Madam Malima, also a teacher in Tanzania, is proud to offer digital education to her students thanks to the support of Asante Africa. Throughout the worst of the pandemic, Madam Malima utilized digital technology to ensure that her students continued in their studies. She states, “At Horombo School we are grateful for Asante Africa Foundation for being the pioneer that has helped bridge the gap by aiding our school with tools for the digital world of 21st century skills.” Upon their return to school, Madam Malima worked her hardest to help each student catch up on studies that they missed.

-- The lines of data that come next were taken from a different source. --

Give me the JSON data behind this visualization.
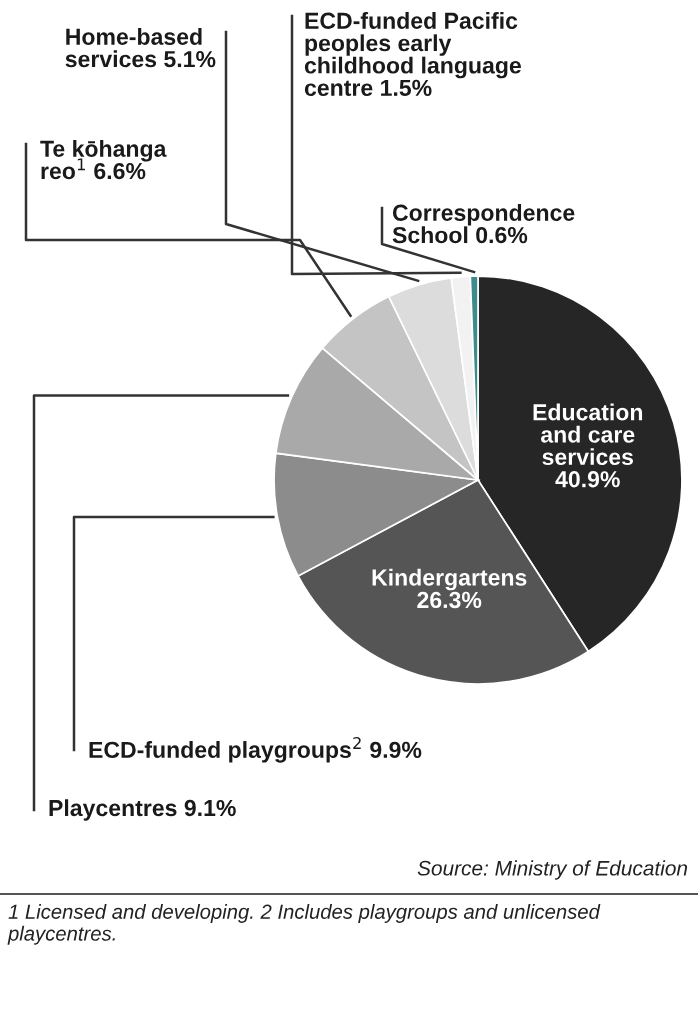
{
  "chart_data": {
    "type": "pie",
    "categories": [
      "Education\nand care\nservices",
      "Kindergartens",
      "ECD-funded playgroups$^{2}$",
      "Playcentres",
      "Te kōhanga\nreo$^{1}$",
      "Home-based\nservices",
      "ECD-funded Pacific\npeoples early\nchildhood language\ncentre",
      "Correspondence\nSchool"
    ],
    "values": [
      40.9,
      26.3,
      9.9,
      9.1,
      6.6,
      5.1,
      1.5,
      0.6
    ],
    "colors": [
      "#262626",
      "#555555",
      "#8c8c8c",
      "#a9a9a9",
      "#c4c4c4",
      "#dcdcdc",
      "#f2f2f2",
      "#3d8c8c"
    ],
    "value_labels": [
      "40.9%",
      "26.3%",
      "9.9%",
      "9.1%",
      "6.6%",
      "5.1%",
      "1.5%",
      "0.6%"
    ],
    "annotations": [
      "Source: Ministry of Education",
      "1 Licensed and developing. 2 Includes playgroups and unlicensed playcentres."
    ]
  }
}
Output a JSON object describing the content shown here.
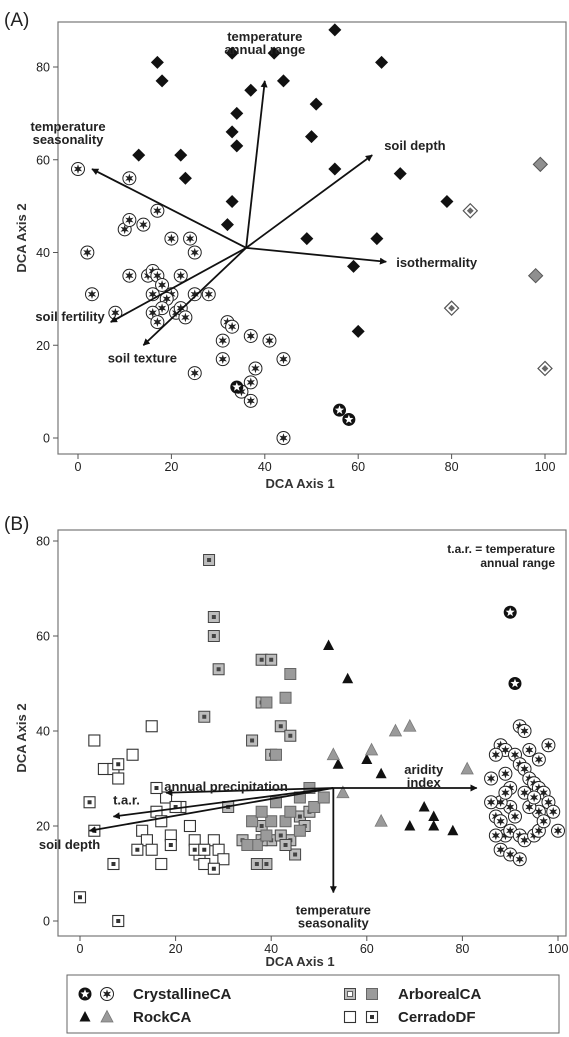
{
  "figure": {
    "legend": {
      "entries": [
        {
          "label": "CrystallineCA",
          "symbols": [
            "crystalline-open",
            "crystalline-filled"
          ]
        },
        {
          "label": "ArborealCA",
          "symbols": [
            "arboreal-open",
            "arboreal-filled"
          ]
        },
        {
          "label": "RockCA",
          "symbols": [
            "rock-black",
            "rock-gray"
          ]
        },
        {
          "label": "CerradoDF",
          "symbols": [
            "cerrado-open",
            "cerrado-dot"
          ]
        }
      ]
    }
  },
  "chart_data": [
    {
      "panel": "(A)",
      "type": "scatter",
      "xlabel": "DCA Axis 1",
      "ylabel": "DCA Axis 2",
      "xlim": [
        0,
        100
      ],
      "ylim": [
        0,
        85
      ],
      "xticks": [
        0,
        20,
        40,
        60,
        80,
        100
      ],
      "yticks": [
        0,
        20,
        40,
        60,
        80
      ],
      "origin": [
        36,
        41
      ],
      "vectors": [
        {
          "label": "temperature annual range",
          "lines": [
            "temperature",
            "annual range"
          ],
          "tip": [
            40,
            77
          ]
        },
        {
          "label": "temperature seasonality",
          "lines": [
            "temperature",
            "seasonality"
          ],
          "tip": [
            3,
            58
          ]
        },
        {
          "label": "soil depth",
          "lines": [
            "soil depth"
          ],
          "tip": [
            63,
            61
          ]
        },
        {
          "label": "isothermality",
          "lines": [
            "isothermality"
          ],
          "tip": [
            66,
            38
          ]
        },
        {
          "label": "soil fertility",
          "lines": [
            "soil fertility"
          ],
          "tip": [
            7,
            25
          ]
        },
        {
          "label": "soil texture",
          "lines": [
            "soil texture"
          ],
          "tip": [
            14,
            20
          ]
        }
      ],
      "series": [
        {
          "symbol": "diamond-black",
          "points": [
            [
              17,
              81
            ],
            [
              18,
              77
            ],
            [
              13,
              61
            ],
            [
              22,
              61
            ],
            [
              23,
              56
            ],
            [
              33,
              83
            ],
            [
              37,
              75
            ],
            [
              42,
              83
            ],
            [
              44,
              77
            ],
            [
              34,
              70
            ],
            [
              33,
              66
            ],
            [
              34,
              63
            ],
            [
              33,
              51
            ],
            [
              32,
              46
            ],
            [
              51,
              72
            ],
            [
              55,
              88
            ],
            [
              50,
              65
            ],
            [
              55,
              58
            ],
            [
              65,
              81
            ],
            [
              69,
              57
            ],
            [
              79,
              51
            ],
            [
              64,
              43
            ],
            [
              49,
              43
            ],
            [
              59,
              37
            ],
            [
              60,
              23
            ]
          ]
        },
        {
          "symbol": "diamond-gray",
          "points": [
            [
              99,
              59
            ],
            [
              98,
              35
            ]
          ]
        },
        {
          "symbol": "diamond-open-dot",
          "points": [
            [
              84,
              49
            ],
            [
              80,
              28
            ],
            [
              100,
              15
            ]
          ]
        },
        {
          "symbol": "crystalline-filled",
          "points": [
            [
              0,
              58
            ],
            [
              11,
              56
            ],
            [
              2,
              40
            ],
            [
              3,
              31
            ],
            [
              10,
              45
            ],
            [
              11,
              47
            ],
            [
              14,
              46
            ],
            [
              11,
              35
            ],
            [
              15,
              35
            ],
            [
              16,
              36
            ],
            [
              17,
              35
            ],
            [
              16,
              31
            ],
            [
              18,
              33
            ],
            [
              17,
              49
            ],
            [
              20,
              43
            ],
            [
              24,
              43
            ],
            [
              25,
              40
            ],
            [
              22,
              35
            ],
            [
              20,
              31
            ],
            [
              19,
              30
            ],
            [
              18,
              28
            ],
            [
              21,
              27
            ],
            [
              22,
              28
            ],
            [
              23,
              26
            ],
            [
              25,
              31
            ],
            [
              28,
              31
            ],
            [
              16,
              27
            ],
            [
              17,
              25
            ],
            [
              8,
              27
            ],
            [
              32,
              25
            ],
            [
              33,
              24
            ],
            [
              31,
              21
            ],
            [
              31,
              17
            ],
            [
              37,
              22
            ],
            [
              41,
              21
            ],
            [
              44,
              17
            ],
            [
              25,
              14
            ],
            [
              38,
              15
            ],
            [
              37,
              12
            ],
            [
              35,
              10
            ],
            [
              37,
              8
            ],
            [
              44,
              0
            ]
          ]
        },
        {
          "symbol": "crystalline-open",
          "points": [
            [
              34,
              11
            ],
            [
              56,
              6
            ],
            [
              58,
              4
            ]
          ]
        }
      ]
    },
    {
      "panel": "(B)",
      "type": "scatter",
      "xlabel": "DCA Axis 1",
      "ylabel": "DCA Axis 2",
      "xlim": [
        0,
        100
      ],
      "ylim": [
        0,
        80
      ],
      "xticks": [
        0,
        20,
        40,
        60,
        80,
        100
      ],
      "yticks": [
        0,
        20,
        40,
        60,
        80
      ],
      "origin": [
        53,
        28
      ],
      "annotation": {
        "text": "t.a.r. = temperature annual range",
        "lines": [
          "t.a.r. = temperature",
          "annual range"
        ]
      },
      "vectors": [
        {
          "label": "aridity index",
          "lines": [
            "aridity",
            "index"
          ],
          "tip": [
            83,
            28
          ]
        },
        {
          "label": "annual precipitation",
          "lines": [
            "annual precipitation"
          ],
          "tip": [
            18,
            27
          ]
        },
        {
          "label": "t.a.r.",
          "lines": [
            "t.a.r."
          ],
          "tip": [
            7,
            22
          ]
        },
        {
          "label": "soil depth",
          "lines": [
            "soil depth"
          ],
          "tip": [
            2,
            19
          ]
        },
        {
          "label": "temperature seasonality",
          "lines": [
            "temperature",
            "seasonality"
          ],
          "tip": [
            53,
            6
          ]
        }
      ],
      "series": [
        {
          "name": "CrystallineCA",
          "symbol": "crystalline-open",
          "points": [
            [
              90,
              65
            ],
            [
              91,
              50
            ]
          ]
        },
        {
          "name": "CrystallineCA",
          "symbol": "crystalline-filled",
          "points": [
            [
              92,
              41
            ],
            [
              93,
              40
            ],
            [
              88,
              37
            ],
            [
              89,
              36
            ],
            [
              87,
              35
            ],
            [
              91,
              35
            ],
            [
              92,
              33
            ],
            [
              93,
              32
            ],
            [
              96,
              34
            ],
            [
              94,
              30
            ],
            [
              95,
              29
            ],
            [
              96,
              28
            ],
            [
              97,
              27
            ],
            [
              98,
              25
            ],
            [
              96,
              23
            ],
            [
              94,
              24
            ],
            [
              90,
              24
            ],
            [
              88,
              25
            ],
            [
              86,
              25
            ],
            [
              87,
              22
            ],
            [
              88,
              21
            ],
            [
              89,
              18
            ],
            [
              90,
              19
            ],
            [
              92,
              18
            ],
            [
              93,
              17
            ],
            [
              95,
              18
            ],
            [
              96,
              19
            ],
            [
              97,
              21
            ],
            [
              99,
              23
            ],
            [
              98,
              37
            ],
            [
              100,
              19
            ],
            [
              87,
              18
            ],
            [
              88,
              15
            ],
            [
              90,
              14
            ],
            [
              92,
              13
            ],
            [
              89,
              31
            ],
            [
              90,
              28
            ],
            [
              93,
              27
            ],
            [
              91,
              22
            ],
            [
              89,
              27
            ],
            [
              94,
              36
            ],
            [
              86,
              30
            ],
            [
              95,
              26
            ]
          ]
        },
        {
          "name": "RockCA",
          "symbol": "rock-black",
          "points": [
            [
              52,
              58
            ],
            [
              56,
              51
            ],
            [
              54,
              33
            ],
            [
              60,
              34
            ],
            [
              63,
              31
            ],
            [
              69,
              20
            ],
            [
              72,
              24
            ],
            [
              74,
              22
            ],
            [
              74,
              20
            ],
            [
              78,
              19
            ]
          ]
        },
        {
          "name": "RockCA",
          "symbol": "rock-gray",
          "points": [
            [
              53,
              35
            ],
            [
              66,
              40
            ],
            [
              69,
              41
            ],
            [
              61,
              36
            ],
            [
              63,
              21
            ],
            [
              81,
              32
            ],
            [
              55,
              27
            ]
          ]
        },
        {
          "name": "ArborealCA",
          "symbol": "arboreal-dot",
          "points": [
            [
              27,
              76
            ],
            [
              28,
              64
            ],
            [
              28,
              60
            ],
            [
              29,
              53
            ],
            [
              26,
              43
            ],
            [
              38,
              55
            ],
            [
              40,
              55
            ],
            [
              38,
              46
            ],
            [
              40,
              35
            ],
            [
              42,
              41
            ],
            [
              44,
              39
            ],
            [
              36,
              38
            ],
            [
              31,
              24
            ],
            [
              38,
              20
            ],
            [
              40,
              17
            ],
            [
              44,
              17
            ],
            [
              45,
              14
            ],
            [
              46,
              22
            ],
            [
              47,
              20
            ],
            [
              38,
              17
            ],
            [
              39,
              12
            ],
            [
              37,
              12
            ],
            [
              42,
              18
            ],
            [
              43,
              16
            ],
            [
              48,
              23
            ],
            [
              34,
              17
            ]
          ]
        },
        {
          "name": "ArborealCA",
          "symbol": "arboreal-gray",
          "points": [
            [
              44,
              52
            ],
            [
              39,
              46
            ],
            [
              43,
              47
            ],
            [
              41,
              35
            ],
            [
              37,
              16
            ],
            [
              39,
              18
            ],
            [
              40,
              21
            ],
            [
              43,
              21
            ],
            [
              46,
              26
            ],
            [
              49,
              24
            ],
            [
              51,
              26
            ],
            [
              36,
              21
            ],
            [
              38,
              23
            ],
            [
              41,
              25
            ],
            [
              44,
              23
            ],
            [
              46,
              19
            ],
            [
              35,
              16
            ],
            [
              48,
              28
            ]
          ]
        },
        {
          "name": "CerradoDF",
          "symbol": "cerrado-open",
          "points": [
            [
              3,
              38
            ],
            [
              5,
              32
            ],
            [
              7,
              32
            ],
            [
              8,
              30
            ],
            [
              11,
              35
            ],
            [
              15,
              41
            ],
            [
              16,
              23
            ],
            [
              18,
              26
            ],
            [
              17,
              21
            ],
            [
              13,
              19
            ],
            [
              14,
              17
            ],
            [
              15,
              15
            ],
            [
              17,
              12
            ],
            [
              19,
              18
            ],
            [
              21,
              24
            ],
            [
              23,
              20
            ],
            [
              24,
              17
            ],
            [
              25,
              14
            ],
            [
              26,
              12
            ],
            [
              28,
              17
            ],
            [
              29,
              15
            ],
            [
              30,
              13
            ]
          ]
        },
        {
          "name": "CerradoDF",
          "symbol": "cerrado-dot",
          "points": [
            [
              2,
              25
            ],
            [
              3,
              19
            ],
            [
              7,
              12
            ],
            [
              8,
              33
            ],
            [
              0,
              5
            ],
            [
              8,
              0
            ],
            [
              12,
              15
            ],
            [
              16,
              28
            ],
            [
              19,
              16
            ],
            [
              20,
              24
            ],
            [
              24,
              15
            ],
            [
              26,
              15
            ],
            [
              28,
              11
            ]
          ]
        }
      ]
    }
  ]
}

In Uganda, teacher mentor Immanual, attributes Asante Africa’s Wezesha Vijana Program for making a great change in the Buyonge DEB Primary school. Through the Wezesha Vijana Program, Immanuel has been able to educate girl students about personal, social, economic, and health skills development. “Some of the changes have impacted people’s lives starting with the school staff, the management, the community, and the whole world at large, so we are so happy with Asante Africa Foundation.” – Immanuel
Continuing to Support Teachers
Teachers provide so much more than an academic education, they are committed to creating and implementing a safe and inclusive learning environment for their students. Students in east Africa face many obstacles to continuing their education, and according to UNESCO by age 15, approximately 60 percent of youth are not in school. Determined teachers are exhausting every resource they have to see their students complete school, but they can’t achieve their goals alone. UNESCO states, “[World Teachers’ Day] is a day to celebrate how teachers are transforming education but also to reflect on the support they need to fully deploy their talent and vocation, and to rethink the way ahead for the profession globally.” Support for Asante Africa’s programs offers teachers in east Africa the extra help they need so they can educate and encourage underprivileged students.